I showed up at the A8k only because I needed to the race to improve my USA-TF Grand Prix score card.  To have a chance to move up in the standing I needed to better one of my Category II 700 pt scores.  The person who I was in most direct competition with was Aya.  Aya has had the most amazing year.  I have been watching her results on Facebook and in person at races. Week after week she has been getting faster and faster.  I have had a great set of races myself this year but I have not raced as much as Aya. She was getting faster and I was getting distracted and distressed. I really wasn't sure whether I could hold her off any more.
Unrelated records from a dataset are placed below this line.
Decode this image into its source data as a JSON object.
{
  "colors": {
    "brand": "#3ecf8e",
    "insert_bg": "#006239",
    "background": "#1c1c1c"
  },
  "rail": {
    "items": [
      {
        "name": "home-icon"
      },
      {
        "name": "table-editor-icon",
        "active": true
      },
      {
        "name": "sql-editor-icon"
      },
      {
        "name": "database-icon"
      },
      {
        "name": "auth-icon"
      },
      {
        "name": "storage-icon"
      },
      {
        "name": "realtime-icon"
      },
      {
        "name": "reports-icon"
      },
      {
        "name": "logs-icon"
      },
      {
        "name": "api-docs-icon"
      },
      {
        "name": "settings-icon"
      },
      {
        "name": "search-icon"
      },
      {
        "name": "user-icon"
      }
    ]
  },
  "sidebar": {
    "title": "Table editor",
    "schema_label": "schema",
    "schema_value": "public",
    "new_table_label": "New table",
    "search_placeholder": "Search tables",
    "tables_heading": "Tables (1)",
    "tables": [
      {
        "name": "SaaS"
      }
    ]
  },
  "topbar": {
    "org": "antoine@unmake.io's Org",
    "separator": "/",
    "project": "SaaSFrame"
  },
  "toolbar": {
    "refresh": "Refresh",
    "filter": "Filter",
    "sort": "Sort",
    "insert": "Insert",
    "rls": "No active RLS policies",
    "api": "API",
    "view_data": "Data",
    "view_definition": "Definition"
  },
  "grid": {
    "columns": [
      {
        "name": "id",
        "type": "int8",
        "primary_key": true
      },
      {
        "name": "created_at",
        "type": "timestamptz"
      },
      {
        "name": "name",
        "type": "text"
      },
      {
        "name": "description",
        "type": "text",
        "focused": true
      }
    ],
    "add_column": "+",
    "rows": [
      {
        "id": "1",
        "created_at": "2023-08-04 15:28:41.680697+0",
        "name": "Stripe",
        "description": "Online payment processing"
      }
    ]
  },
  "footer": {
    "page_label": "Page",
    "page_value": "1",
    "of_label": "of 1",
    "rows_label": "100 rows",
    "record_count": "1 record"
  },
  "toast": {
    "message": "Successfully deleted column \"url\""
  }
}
The fact that I have hardly been training really made feel very insecure. I felt exhausted and run down. I had lost weight and it was likely muscle and hydration.  I was not eating well.  So of the three things that all athletes need to do to optimize performance (eat well, sleep well, and train well), I was doing None well. I was really worried that this 8k would be one of the worst runs I have had in a long time.

I left the house later than I should. I drove around way too long to find parking. I collected my bib and T-shirt. I left the shirt on they gym floor with my Clifton Team's stuff, used the bathroom, and lined up. I didn't have a chance to warm up and I didn't really care.

I just wanted this to be over so I could rush home and then go to work.  It was Thanksgiving and even thought I didn't HAVE to work, I try to go in because not many people can get there.  I am a therapist on an inpatient psychiatric unit when I am not coaching, training, or racing.  Usually the patients who are in a psych hospital on a major holiday are the most in need of attention. It did not surprise me to find that during normal visiting hours 0 visitors were present.  The patients were actually happy to see me, which is not always the case.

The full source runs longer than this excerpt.